US banks are becoming increasingly worried about falling commercial property valuations and the risk they pose to lenders’ balance sheets, senior executives said this week.
Office valuations in particular have been pummelled by rising interest rates and many employees’ preference for working from home since the coronavirus pandemic.
However, financial executives sought to reassure investors that they did not foresee significant systemic risk because holdings are broadly distributed among banks and other institutions.
“What happens with commercial real estate, particularly offices” was State Street’s biggest concern, the US custody bank’s chief executive Ron O’Hanley said this week. Not all properties had been hit equally, he added: “Class A is holding up. Rents may be declining but they are not in trouble. Class B and C absolutely are.”
“The question we all have is whether contagion will spread from the office sector,” said Bryan McDonnell, head of PGIM’s real estate debt business, which has $122bn under management. “If you get to a confidence issue then, all of a sudden, people might put all commercial real estate in the same bucket.”
There are signs of the rising stresses in first-quarter bank earnings. Last week Wells Fargo reported that its non-performing commercial real estate loans had jumped nearly 50 per cent since December to $1.5bn. Morgan Stanley cited commercial property and a deteriorating economic outlook as reasons for a sharp rise in its provisioning compared with last year.
“In my view we are not in a banking crisis, but we have had, and may still have, a crisis among some banks,” chief executive James Gorman told analysts on a call.
Commercial real estate loans account for about 40 per cent of smaller banks’ total lending, against about 13 per cent of the books of the biggest lenders.
Arkansas-headquartered Bank OZK, which is heavily exposed to the sector, reported on Friday that it had raised loan provisions by 10 per cent in the first quarter.
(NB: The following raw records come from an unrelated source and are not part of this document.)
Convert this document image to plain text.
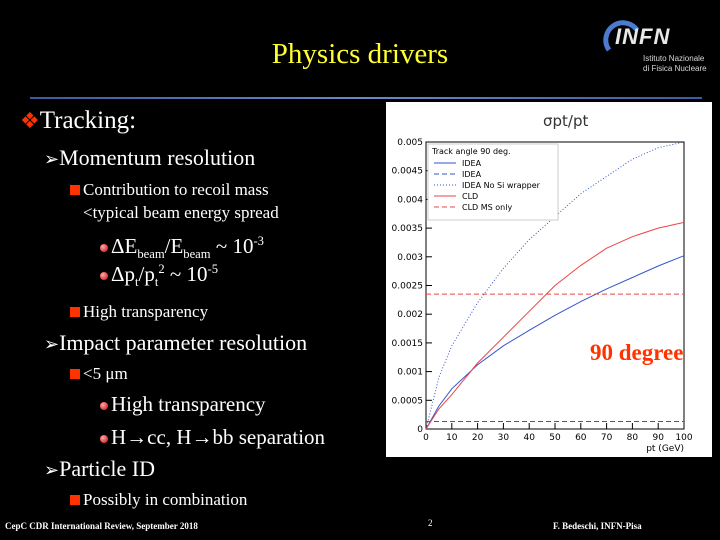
Physics drivers
INFN
Istituto Nazionale
di Fisica Nucleare
❖Tracking:
➢Momentum resolution
Contribution to recoil mass
<typical beam energy spread
$\Delta E_{beam}/E_{beam}$ ~ $10^{-3}$
$\Delta p_t/p_t^2$ ~ $10^{-5}$
High transparency
➢Impact parameter resolution
<5 μm
High transparency
H→cc, H→bb separation
➢Particle ID
Possibly in combination
σpt/pt
0
0.0005
0.001
0.0015
0.002
0.0025
0.003
0.0035
0.004
0.0045
0.005
0 10 20 30 40 50 60 70 80 90 100
pt (GeV)
Track angle 90 deg.
IDEA
IDEA
IDEA No Si wrapper
CLD
CLD MS only
90 degree
CepC CDR International Review, September 2018	2	F. Bedeschi, INFN-Pisa
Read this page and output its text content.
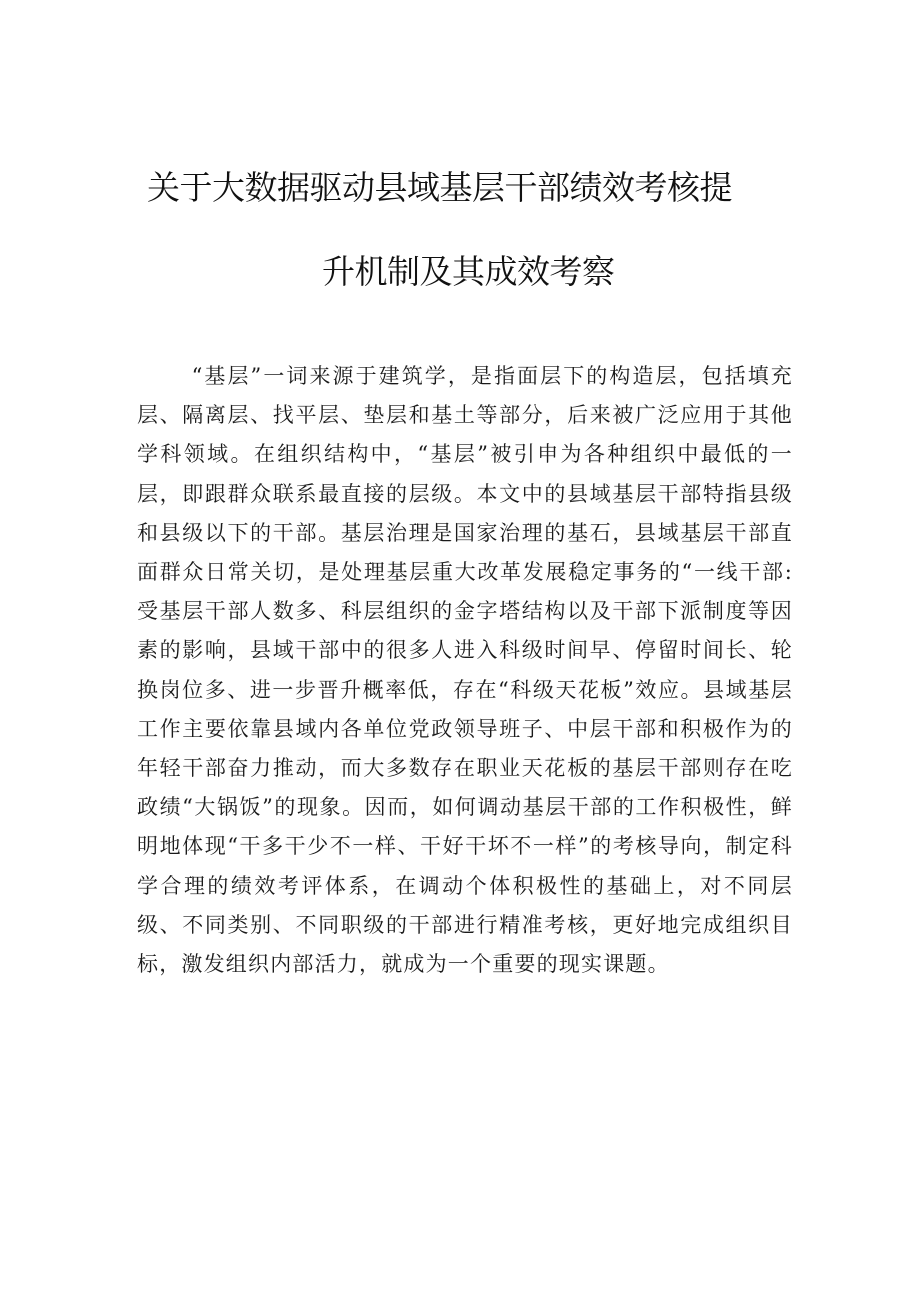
关于大数据驱动县域基层干部绩效考核提
升机制及其成效考察

“基层”一词来源于建筑学，是指面层下的构造层，包括填充层、隔离层、找平层、垫层和基土等部分，后来被广泛应用于其他学科领域。在组织结构中，“基层”被引申为各种组织中最低的一层，即跟群众联系最直接的层级。本文中的县域基层干部特指县级和县级以下的干部。基层治理是国家治理的基石，县域基层干部直面群众日常关切，是处理基层重大改革发展稳定事务的“一线干部:受基层干部人数多、科层组织的金字塔结构以及干部下派制度等因素的影响，县域干部中的很多人进入科级时间早、停留时间长、轮换岗位多、进一步晋升概率低，存在“科级天花板”效应。县域基层工作主要依靠县域内各单位党政领导班子、中层干部和积极作为的年轻干部奋力推动，而大多数存在职业天花板的基层干部则存在吃政绩“大锅饭”的现象。因而，如何调动基层干部的工作积极性，鲜明地体现“干多干少不一样、干好干坏不一样”的考核导向，制定科学合理的绩效考评体系，在调动个体积极性的基础上，对不同层级、不同类别、不同职级的干部进行精准考核，更好地完成组织目标，激发组织内部活力，就成为一个重要的现实课题。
At $36mn, that marked a tenfold increase over the levels of a year ago.
Almost a third of the $4.5tn in commercial real estate debt comes due before the end of 2025, according to Morgan Stanley analysts, who described that as “front-loaded”.
This week Christopher Ailman, chief investment officer of the $306bn California State Teachers’ Retirement System, told the Financial Times he estimated office values had fallen by about 20 per cent and that he was bracing for steep losses on the fund’s $52bn real estate portfolio.
Investor jitters are increasingly widespread, with almost half those surveyed this month by Bank of America identifying commercial real estate as the most likely source of a systemic credit event.
The sector is causing similar concerns beyond the US, with a top official at the IMF this month describing commercial property as “a point of focus”.
The multilateral lender’s latest financial stability report warned how a toxic combination of falling property values, tighter financial conditions and illiquid markets could result in borrowers struggling to refinance an ever-increasing stock of maturing loans, leading to sharply higher default rates.
Property group Brookfield added to a growing number of high-profile defaults this week by walking away from $161mn of loans tied to a group of mostly suburban office buildings near Washington. In February it handed back the keys to two prime Los Angeles office towers.
Blackstone and Pimco have in recent months also given up on some of their office investments rather than continue with lossmaking bets.
“If you have maturing debt, you can’t carry the existing debt load and you’re not willing to put more money in, then it’s foreclosure,” said Tony Natsis, head of the real estate group at law firm Allen Matkins.
He added, however, that lenders would prefer to modify existing loans: “They’re asking themselves ‘do I really want to take this back in a bad market?’”
In the first three months of this year, office-related deals dropped to their lowest level in more than a decade, according to data from MSCI Real Assets.
Real estate specialists have been at pains to point out that commercial property is a slow-moving, lumpy market and that investors should not expect quick resolutions to troubled situations — or for those difficulties to pile up rapidly as lenders and borrowers try to work through potential solutions.
“The positive here is that large portions of commercial real estate are still performing quite well, like logistics, hotels, rental housing and data centres,” Jonathan Gray, president of Blackstone, the world’s largest property investor with $332bn of real estate assets, said this week.
Gray made his name via Blackstone’s property arm and emphasised how broadly real estate investments were held.
“Commercial real estate is broadly distributed amongst big banks, small banks, insurance companies, government agencies, securitisations and mortgage Reits,” he added. “I don’t think it’s the kind of systemic issue people are saying it is.”